Simply Special Seafood Chowder
Provided by: Campbell's Kitchen
total prep 264 calories/serving
Perfect for a chilly day, this hearty and delicious seafood chowder is made with fresh shrimp, mussels and white fish in a seasoned vegetable broth. Plus, it goes from fridge to table in just 30 minutes.
- 1 tablespoon olive oil or vegetable oil
- 1 medium bulb fennel , trimmed, halved and thinly sliced (about 2 cups)
- 1 medium onion , chopped (about 1/2 cup)
- 1 teaspoon dried thyme leaves , crushed
- 5 cup water
- 1 3/4 cup Swanson® Vegetable Broth (Regular or Certified Organic)
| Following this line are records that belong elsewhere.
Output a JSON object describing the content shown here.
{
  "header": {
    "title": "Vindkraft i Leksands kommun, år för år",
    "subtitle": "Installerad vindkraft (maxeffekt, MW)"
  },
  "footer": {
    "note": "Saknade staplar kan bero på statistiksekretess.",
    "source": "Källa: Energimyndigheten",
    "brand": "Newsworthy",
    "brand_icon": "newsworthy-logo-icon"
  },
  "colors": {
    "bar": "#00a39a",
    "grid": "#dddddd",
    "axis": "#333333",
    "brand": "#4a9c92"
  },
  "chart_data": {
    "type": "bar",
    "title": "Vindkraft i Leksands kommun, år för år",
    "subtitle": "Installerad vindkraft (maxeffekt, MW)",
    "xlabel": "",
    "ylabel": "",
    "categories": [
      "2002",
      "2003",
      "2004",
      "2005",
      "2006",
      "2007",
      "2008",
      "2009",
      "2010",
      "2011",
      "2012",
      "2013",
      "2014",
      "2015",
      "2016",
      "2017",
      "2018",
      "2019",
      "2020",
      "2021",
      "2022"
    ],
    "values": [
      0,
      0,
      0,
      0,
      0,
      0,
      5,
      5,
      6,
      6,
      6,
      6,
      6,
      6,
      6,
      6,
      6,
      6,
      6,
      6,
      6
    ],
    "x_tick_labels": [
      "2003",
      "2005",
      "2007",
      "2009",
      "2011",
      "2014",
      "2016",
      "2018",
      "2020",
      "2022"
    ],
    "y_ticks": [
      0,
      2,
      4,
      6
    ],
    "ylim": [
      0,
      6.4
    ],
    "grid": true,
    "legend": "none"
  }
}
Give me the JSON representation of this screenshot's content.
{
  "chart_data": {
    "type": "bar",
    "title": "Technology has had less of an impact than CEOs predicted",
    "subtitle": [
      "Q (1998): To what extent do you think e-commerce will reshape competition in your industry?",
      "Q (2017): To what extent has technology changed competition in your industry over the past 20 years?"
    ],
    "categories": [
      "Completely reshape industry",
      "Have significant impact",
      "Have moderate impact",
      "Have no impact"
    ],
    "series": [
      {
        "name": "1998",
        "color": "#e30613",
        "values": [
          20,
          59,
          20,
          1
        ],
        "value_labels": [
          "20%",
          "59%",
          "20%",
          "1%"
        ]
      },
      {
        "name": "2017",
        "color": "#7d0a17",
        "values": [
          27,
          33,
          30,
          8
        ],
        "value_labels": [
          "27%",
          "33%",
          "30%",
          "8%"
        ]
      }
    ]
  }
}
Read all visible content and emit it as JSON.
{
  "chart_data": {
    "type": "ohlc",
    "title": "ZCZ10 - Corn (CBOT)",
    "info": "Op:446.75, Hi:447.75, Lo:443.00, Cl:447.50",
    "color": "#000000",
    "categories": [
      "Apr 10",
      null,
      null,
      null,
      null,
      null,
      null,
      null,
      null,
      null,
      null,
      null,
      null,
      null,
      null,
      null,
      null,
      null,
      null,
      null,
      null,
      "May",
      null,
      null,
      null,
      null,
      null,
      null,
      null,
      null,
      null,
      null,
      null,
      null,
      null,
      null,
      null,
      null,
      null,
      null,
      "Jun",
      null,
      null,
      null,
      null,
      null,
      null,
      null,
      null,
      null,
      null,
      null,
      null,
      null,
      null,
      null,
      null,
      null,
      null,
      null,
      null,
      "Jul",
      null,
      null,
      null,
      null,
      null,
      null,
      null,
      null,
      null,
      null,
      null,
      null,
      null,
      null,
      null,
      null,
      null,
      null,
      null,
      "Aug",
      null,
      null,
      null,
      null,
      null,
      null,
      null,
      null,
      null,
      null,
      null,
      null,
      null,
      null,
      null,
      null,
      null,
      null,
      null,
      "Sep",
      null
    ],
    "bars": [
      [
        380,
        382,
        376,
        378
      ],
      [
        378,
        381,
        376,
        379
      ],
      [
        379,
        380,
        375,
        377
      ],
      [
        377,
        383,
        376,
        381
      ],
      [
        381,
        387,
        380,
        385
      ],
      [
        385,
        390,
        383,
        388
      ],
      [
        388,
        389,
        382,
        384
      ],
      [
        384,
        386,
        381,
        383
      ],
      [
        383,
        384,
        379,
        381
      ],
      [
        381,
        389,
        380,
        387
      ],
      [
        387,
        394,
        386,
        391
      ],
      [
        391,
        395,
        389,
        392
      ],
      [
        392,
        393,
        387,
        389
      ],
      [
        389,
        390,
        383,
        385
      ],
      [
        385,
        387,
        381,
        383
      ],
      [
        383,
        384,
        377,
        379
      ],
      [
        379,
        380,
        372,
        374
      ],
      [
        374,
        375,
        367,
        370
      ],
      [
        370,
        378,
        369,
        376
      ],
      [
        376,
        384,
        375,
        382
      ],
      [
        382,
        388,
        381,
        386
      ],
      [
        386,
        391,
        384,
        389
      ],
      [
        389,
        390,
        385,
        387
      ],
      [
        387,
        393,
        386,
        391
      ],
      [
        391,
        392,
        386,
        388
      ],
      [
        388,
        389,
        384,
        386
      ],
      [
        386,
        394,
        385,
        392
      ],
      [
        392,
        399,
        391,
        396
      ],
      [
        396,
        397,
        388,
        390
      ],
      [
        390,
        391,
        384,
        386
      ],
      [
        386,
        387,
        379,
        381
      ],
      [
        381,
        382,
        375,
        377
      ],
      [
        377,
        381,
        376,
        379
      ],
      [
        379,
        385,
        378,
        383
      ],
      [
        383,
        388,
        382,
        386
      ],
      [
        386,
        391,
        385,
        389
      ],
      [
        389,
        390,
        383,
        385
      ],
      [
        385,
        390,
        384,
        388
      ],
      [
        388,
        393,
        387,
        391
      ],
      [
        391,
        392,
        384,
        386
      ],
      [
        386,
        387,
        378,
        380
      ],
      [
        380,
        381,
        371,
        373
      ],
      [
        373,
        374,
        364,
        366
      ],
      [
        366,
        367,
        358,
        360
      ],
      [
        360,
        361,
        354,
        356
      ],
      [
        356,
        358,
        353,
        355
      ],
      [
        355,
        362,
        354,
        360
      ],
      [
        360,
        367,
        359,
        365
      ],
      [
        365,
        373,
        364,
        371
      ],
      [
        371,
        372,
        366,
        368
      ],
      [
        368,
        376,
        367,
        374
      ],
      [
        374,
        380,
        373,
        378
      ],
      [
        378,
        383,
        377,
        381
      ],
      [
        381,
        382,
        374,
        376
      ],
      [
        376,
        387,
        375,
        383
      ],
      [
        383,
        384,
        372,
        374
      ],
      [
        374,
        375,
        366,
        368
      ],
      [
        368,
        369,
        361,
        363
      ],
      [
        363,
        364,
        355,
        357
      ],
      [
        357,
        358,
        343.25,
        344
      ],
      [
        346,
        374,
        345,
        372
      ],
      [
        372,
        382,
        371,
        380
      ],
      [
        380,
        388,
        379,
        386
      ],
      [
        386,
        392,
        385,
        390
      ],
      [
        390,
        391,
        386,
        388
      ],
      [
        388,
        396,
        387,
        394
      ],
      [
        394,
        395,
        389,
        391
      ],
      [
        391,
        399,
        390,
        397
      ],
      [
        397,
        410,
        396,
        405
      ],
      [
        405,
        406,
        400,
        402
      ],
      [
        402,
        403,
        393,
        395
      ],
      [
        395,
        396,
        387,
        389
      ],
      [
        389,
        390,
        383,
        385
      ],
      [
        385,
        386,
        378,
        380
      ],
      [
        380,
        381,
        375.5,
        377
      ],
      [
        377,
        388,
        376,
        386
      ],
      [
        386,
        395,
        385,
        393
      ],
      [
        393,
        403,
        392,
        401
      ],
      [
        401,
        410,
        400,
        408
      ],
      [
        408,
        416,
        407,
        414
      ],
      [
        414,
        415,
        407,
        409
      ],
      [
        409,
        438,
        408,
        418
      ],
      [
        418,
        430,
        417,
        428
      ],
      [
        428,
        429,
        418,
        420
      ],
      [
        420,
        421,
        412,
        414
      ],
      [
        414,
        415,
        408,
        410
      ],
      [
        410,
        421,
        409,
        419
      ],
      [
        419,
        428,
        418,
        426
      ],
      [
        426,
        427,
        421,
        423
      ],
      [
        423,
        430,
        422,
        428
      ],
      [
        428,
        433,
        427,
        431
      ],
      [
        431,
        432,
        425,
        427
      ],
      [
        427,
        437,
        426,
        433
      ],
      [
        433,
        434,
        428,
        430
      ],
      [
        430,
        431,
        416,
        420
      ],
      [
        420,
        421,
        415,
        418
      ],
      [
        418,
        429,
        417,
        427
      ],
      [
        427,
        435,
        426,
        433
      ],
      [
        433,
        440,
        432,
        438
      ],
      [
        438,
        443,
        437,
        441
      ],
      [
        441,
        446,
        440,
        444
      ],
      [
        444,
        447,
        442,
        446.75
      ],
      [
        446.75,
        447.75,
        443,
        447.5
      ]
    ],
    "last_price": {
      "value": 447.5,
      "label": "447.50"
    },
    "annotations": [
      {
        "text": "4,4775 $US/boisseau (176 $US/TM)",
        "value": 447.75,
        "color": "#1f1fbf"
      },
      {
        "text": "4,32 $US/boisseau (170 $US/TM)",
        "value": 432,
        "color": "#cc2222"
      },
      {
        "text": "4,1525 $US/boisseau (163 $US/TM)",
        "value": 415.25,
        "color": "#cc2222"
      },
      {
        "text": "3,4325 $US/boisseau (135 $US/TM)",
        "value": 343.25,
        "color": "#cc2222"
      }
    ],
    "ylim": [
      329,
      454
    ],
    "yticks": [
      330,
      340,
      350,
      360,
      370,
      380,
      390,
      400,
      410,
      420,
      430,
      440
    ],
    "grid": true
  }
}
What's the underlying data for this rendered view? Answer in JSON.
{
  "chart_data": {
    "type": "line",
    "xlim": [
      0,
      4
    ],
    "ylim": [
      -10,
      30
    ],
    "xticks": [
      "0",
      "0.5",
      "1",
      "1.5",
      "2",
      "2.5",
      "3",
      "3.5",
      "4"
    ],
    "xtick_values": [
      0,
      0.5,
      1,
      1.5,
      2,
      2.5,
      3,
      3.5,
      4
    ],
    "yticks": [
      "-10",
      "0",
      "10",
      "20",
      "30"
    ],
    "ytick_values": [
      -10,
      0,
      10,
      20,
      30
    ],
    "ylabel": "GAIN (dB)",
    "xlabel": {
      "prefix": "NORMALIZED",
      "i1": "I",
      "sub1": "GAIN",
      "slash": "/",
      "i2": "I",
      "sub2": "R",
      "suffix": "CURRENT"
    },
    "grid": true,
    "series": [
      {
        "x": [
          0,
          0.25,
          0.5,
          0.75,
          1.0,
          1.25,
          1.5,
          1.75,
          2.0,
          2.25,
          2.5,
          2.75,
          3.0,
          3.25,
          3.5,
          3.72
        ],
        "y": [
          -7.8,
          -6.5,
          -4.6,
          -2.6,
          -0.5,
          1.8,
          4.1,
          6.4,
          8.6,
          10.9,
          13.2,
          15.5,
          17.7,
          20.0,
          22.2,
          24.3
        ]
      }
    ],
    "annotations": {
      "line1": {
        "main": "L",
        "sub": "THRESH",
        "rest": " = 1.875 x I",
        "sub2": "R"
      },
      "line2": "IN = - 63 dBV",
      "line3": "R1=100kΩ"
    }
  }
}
- 1 can (10 3/4 ounces) Campbell's® Condensed Tomato Soup
- 1 package (about 10 ounces) frozen whole baby carrots , thawed (about 1 1/2 cups)
- 1/2 pound fresh or thawed frozen firm white fish fillet (cod, haddock or halibut), cut into 2-inch pieces
- 1/2 pound fresh large shrimp , shelled and deveined
- 3/4 pound mussel (about 12), well scrubbed and beards removed
- Freshly ground black pepper
- Heat the oil in a 6-quart saucepot over medium heat. Add the fennel, onion and thyme and cook until they're tender. Stir the water, broth, soup and carrots in the saucepot and heat to a boil.
- Add the fish. Cover and cook over medium heat for 2 minutes. Discard any open or cracked mussels. Add the shrimp and mussels. Cover and simmer for 3 minutes or until the fish flakes easily with a fork, the shrimp are pink and the mussels open. Discard any mussels that do not open. Sprinkle with black pepper.